# Results from "Lucky 17" Big Bass event at Portage Lakes 4-29-18



## lakeslouie (Jan 11, 2006)

Photos and results at the following link. Look at pinned post. Thank You!

/www.facebook.com/groups/1621701398125138/


----------



## DL07 (Jul 21, 2011)

Anyway for us guys that dont do facebook to see the results


----------



## lakeslouie (Jan 11, 2006)

Sunday's Lucky 17 event.
1st - Jeff Brown with son Michael 5.45lb.
2nd - Tony Perillo, Ricky Roschival 5.15lb.
3rd - Jeff Yeater, Larry Yanke 5.11lb.
4th - Ed Hankins, 4.73lb.
5th - Dave Wells, 4.10lb.
6th - Nick Hoaja,. Rick Heimbaugh 4.01lb.
7th - Jason and Josh Glockner, 3.89lb.
"Lucky 17" winners:
Jeff Miller and Dale Miller with a 1.48lb


----------



## lakeslouie (Jan 11, 2006)

DL07 said:


> Anyway for us guys that dont do facebook to see the results


Are you telling me that the link provided doesn't give you that information? Help me out. I really don't know the answer to that.


----------



## DL07 (Jul 21, 2011)

The link asks me to sign in to facebook. Im not a facebook user so Im unable to log in then view. Thanks for posting results


----------



## lakeslouie (Jan 11, 2006)

DL07 said:


> The link asks me to sign in to facebook. Im not a facebook user so Im unable to log in then view. Thanks for posting results


OK Thank You.
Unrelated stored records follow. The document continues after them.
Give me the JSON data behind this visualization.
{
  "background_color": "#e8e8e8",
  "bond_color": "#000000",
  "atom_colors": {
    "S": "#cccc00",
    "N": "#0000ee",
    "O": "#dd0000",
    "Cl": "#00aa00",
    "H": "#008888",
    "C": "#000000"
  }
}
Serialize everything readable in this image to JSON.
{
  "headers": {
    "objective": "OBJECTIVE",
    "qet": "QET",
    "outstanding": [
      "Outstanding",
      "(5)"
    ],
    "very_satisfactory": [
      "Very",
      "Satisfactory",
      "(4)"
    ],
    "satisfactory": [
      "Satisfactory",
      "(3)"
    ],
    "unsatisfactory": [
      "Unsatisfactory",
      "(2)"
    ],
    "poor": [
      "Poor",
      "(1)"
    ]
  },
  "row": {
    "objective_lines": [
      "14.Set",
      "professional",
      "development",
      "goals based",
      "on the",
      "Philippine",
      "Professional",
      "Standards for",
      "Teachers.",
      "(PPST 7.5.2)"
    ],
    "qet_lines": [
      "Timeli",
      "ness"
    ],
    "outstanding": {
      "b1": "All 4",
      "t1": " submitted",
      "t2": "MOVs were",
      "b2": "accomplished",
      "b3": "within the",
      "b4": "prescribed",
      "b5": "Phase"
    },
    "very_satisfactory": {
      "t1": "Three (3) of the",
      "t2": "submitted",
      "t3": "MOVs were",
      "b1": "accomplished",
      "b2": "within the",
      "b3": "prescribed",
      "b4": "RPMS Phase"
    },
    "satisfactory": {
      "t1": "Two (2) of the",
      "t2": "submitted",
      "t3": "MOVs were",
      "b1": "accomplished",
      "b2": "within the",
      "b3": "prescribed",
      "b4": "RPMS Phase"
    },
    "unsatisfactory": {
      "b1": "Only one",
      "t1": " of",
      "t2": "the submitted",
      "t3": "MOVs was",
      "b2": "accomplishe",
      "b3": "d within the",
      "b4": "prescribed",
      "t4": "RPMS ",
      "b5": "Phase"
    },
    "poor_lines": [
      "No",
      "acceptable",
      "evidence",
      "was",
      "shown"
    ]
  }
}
I did not know that


----------



## johnboy111711 (Apr 7, 2004)

I think the link will not show up is because it is posted in a group page and not a public page.


----------



## Keeping it reel (May 7, 2017)

lakeslouie said:


> Sunday's Lucky 17 event.
> 1st - Jeff Brown with son Michael 5.45lb.
> 2nd - Tony Perillo, Ricky Roschival 5.15lb.
> 3rd - Jeff Yeater, Larry Yanke 5.11lb.
> ...


Had a good time. Cold but fun...Let us know when there is another one like this. You do a great job with these tournaments from start to finish. BTW we were unlucky 18th...Close...even though we were not trying...


----------